“Of course,” said Kate, very conscious of that letter still unposted, “but—but he doesn’t say Charles anything, just Charles. It’s a daft-like thing not to give his name; it might be anybody. There’s my Charles, and there’s Charles Maclean from Oronsay,—what way am I to know which of them it is?”

“It’ll be either or eyether,” said Bud. “Do you know Charles Maclean?”

“Of course I do,” said the maid. “He’s following the sea, and we were well acquaint.”

“Did he propose to you?” asked Bud.

“Well, he did not exactly propose,” admitted Kate, “but we sometimes went a walk together to the churchyard on a Sunday, and you know yourself what that means out in Colonsay. I’ll just keep the letter and think of it. It’s the nicest letter I ever got, and full of information. It’s Charles Maclean, I’ll warrant you, but he did not use to call me Katherine—he just said Kate, and his face would be as red as anything. Fancy him going down with all hands! My heart is sore for him,” and the maid there and then transferred her devotion from the misty lad of her own imagination to Charles Maclean of Oronsay.

“You’ll help me to write him a letter back to-night,” she said.

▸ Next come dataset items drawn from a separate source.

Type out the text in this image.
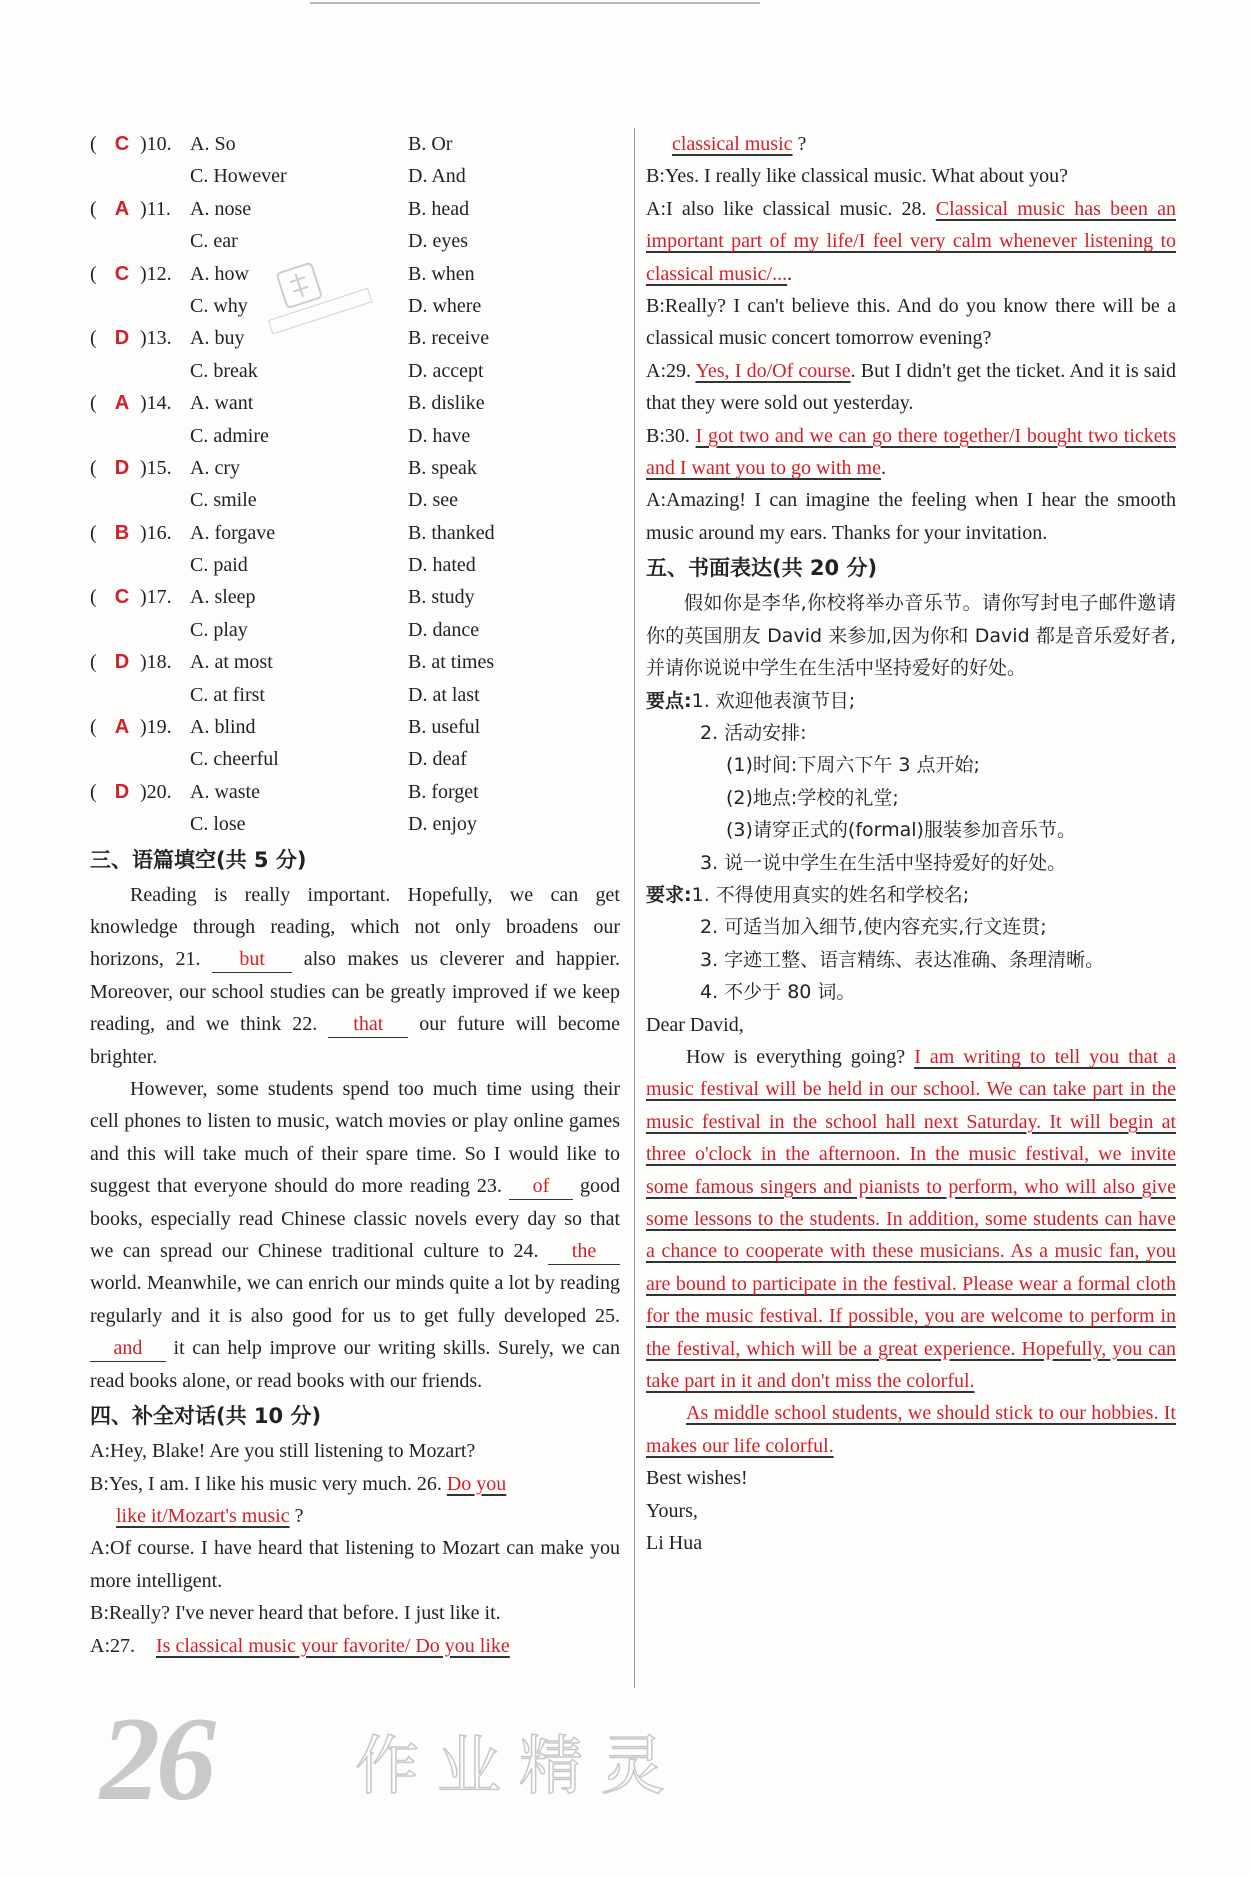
( C )10. A. So	B. Or
C. However	D. And
( A )11. A. nose	B. head
C. ear	D. eyes
( C )12. A. how	B. when
C. why	D. where
( D )13. A. buy	B. receive
C. break	D. accept
( A )14. A. want	B. dislike
C. admire	D. have
( D )15. A. cry	B. speak
C. smile	D. see
( B )16. A. forgave	B. thanked
C. paid	D. hated
( C )17. A. sleep	B. study
C. play	D. dance
( D )18. A. at most	B. at times
C. at first	D. at last
( A )19. A. blind	B. useful
C. cheerful	D. deaf
( D )20. A. waste	B. forget
C. lose	D. enjoy
三、语篇填空(共 5 分)

Reading is really important. Hopefully, we can get knowledge through reading, which not only broadens our horizons, 21. but also makes us cleverer and happier. Moreover, our school studies can be greatly improved if we keep reading, and we think 22. that our future will become brighter.

However, some students spend too much time using their cell phones to listen to music, watch movies or play online games and this will take much of their spare time. So I would like to suggest that everyone should do more reading 23. of good books, especially read Chinese classic novels every day so that we can spread our Chinese traditional culture to 24. the world. Meanwhile, we can enrich our minds quite a lot by reading regularly and it is also good for us to get fully developed 25. and it can help improve our writing skills. Surely, we can read books alone, or read books with our friends.

四、补全对话(共 10 分)
A:Hey, Blake! Are you still listening to Mozart?

B:Yes, I am. I like his music very much. 26. Do you
like it/Mozart's music ?

A:Of course. I have heard that listening to Mozart can make you more intelligent.

B:Really? I've never heard that before. I just like it.
A:27. Is classical music your favorite/ Do you like
classical music ?
B:Yes. I really like classical music. What about you?

A:I also like classical music. 28. Classical music has been an important part of my life/I feel very calm whenever listening to classical music/....

B:Really? I can't believe this. And do you know there will be a classical music concert tomorrow evening?

A:29. Yes, I do/Of course. But I didn't get the ticket. And it is said that they were sold out yesterday.

B:30. I got two and we can go there together/I bought two tickets and I want you to go with me.

A:Amazing! I can imagine the feeling when I hear the smooth music around my ears. Thanks for your invitation.

五、书面表达(共 20 分)

假如你是李华,你校将举办音乐节。请你写封电子邮件邀请你的英国朋友 David 来参加,因为你和 David 都是音乐爱好者,并请你说说中学生在生活中坚持爱好的好处。

要点:1. 欢迎他表演节目;
2. 活动安排:
(1)时间:下周六下午 3 点开始;
(2)地点:学校的礼堂;
(3)请穿正式的(formal)服装参加音乐节。
3. 说一说中学生在生活中坚持爱好的好处。
要求:1. 不得使用真实的姓名和学校名;
2. 可适当加入细节,使内容充实,行文连贯;
3. 字迹工整、语言精练、表达准确、条理清晰。
4. 不少于 80 词。
Dear David,

How is everything going? I am writing to tell you that a music festival will be held in our school. We can take part in the music festival in the school hall next Saturday. It will begin at three o'clock in the afternoon. In the music festival, we invite some famous singers and pianists to perform, who will also give some lessons to the students. In addition, some students can have a chance to cooperate with these musicians. As a music fan, you are bound to participate in the festival. Please wear a formal cloth for the music festival. If possible, you are welcome to perform in the festival, which will be a great experience. Hopefully, you can take part in it and don't miss the colorful.

As middle school students, we should stick to our hobbies. It makes our life colorful.

Best wishes!
Yours,
Li Hua
26 作业精灵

“Yes, indeed, I’ll love to,” said the child wearily. But by the time the night came on, and Wanton Wully rang his curfew bell, and the rooks came clanging home to the tall trees of the forest, she was beyond all interest in life or love.

CHAPTER XIII.

Wanton Wully only briefly rang the morning bell, and gingerly, with tight-shut lips and deep nose breathings, as if its loud alarm could so be mitigated. Once before he had done it just as delicately—when the Earl was dying, and the bell-ringer, uncertain of his skill to toll, when the time came, with the right half-minute pauses, grieved the town and horrified the Castle by a rehearsal in the middle of a winter night. But no soul of mercy is in brazen bells that hang aloof from man in lofty steeples, and this one, swung ever so gently, sullenly boomed—boomed—boomed.

“Oh, to the devil wi’ ye!” said Wanton Wully, sweating with vexation. “Of all the senseless bells! A big, boss bluiter! I canna compel nor coax ye!” and he gave the rope one vicious tug that brought it, broken, round his ears; then went from the church into the sunny, silent, morning street, where life and the day suspended.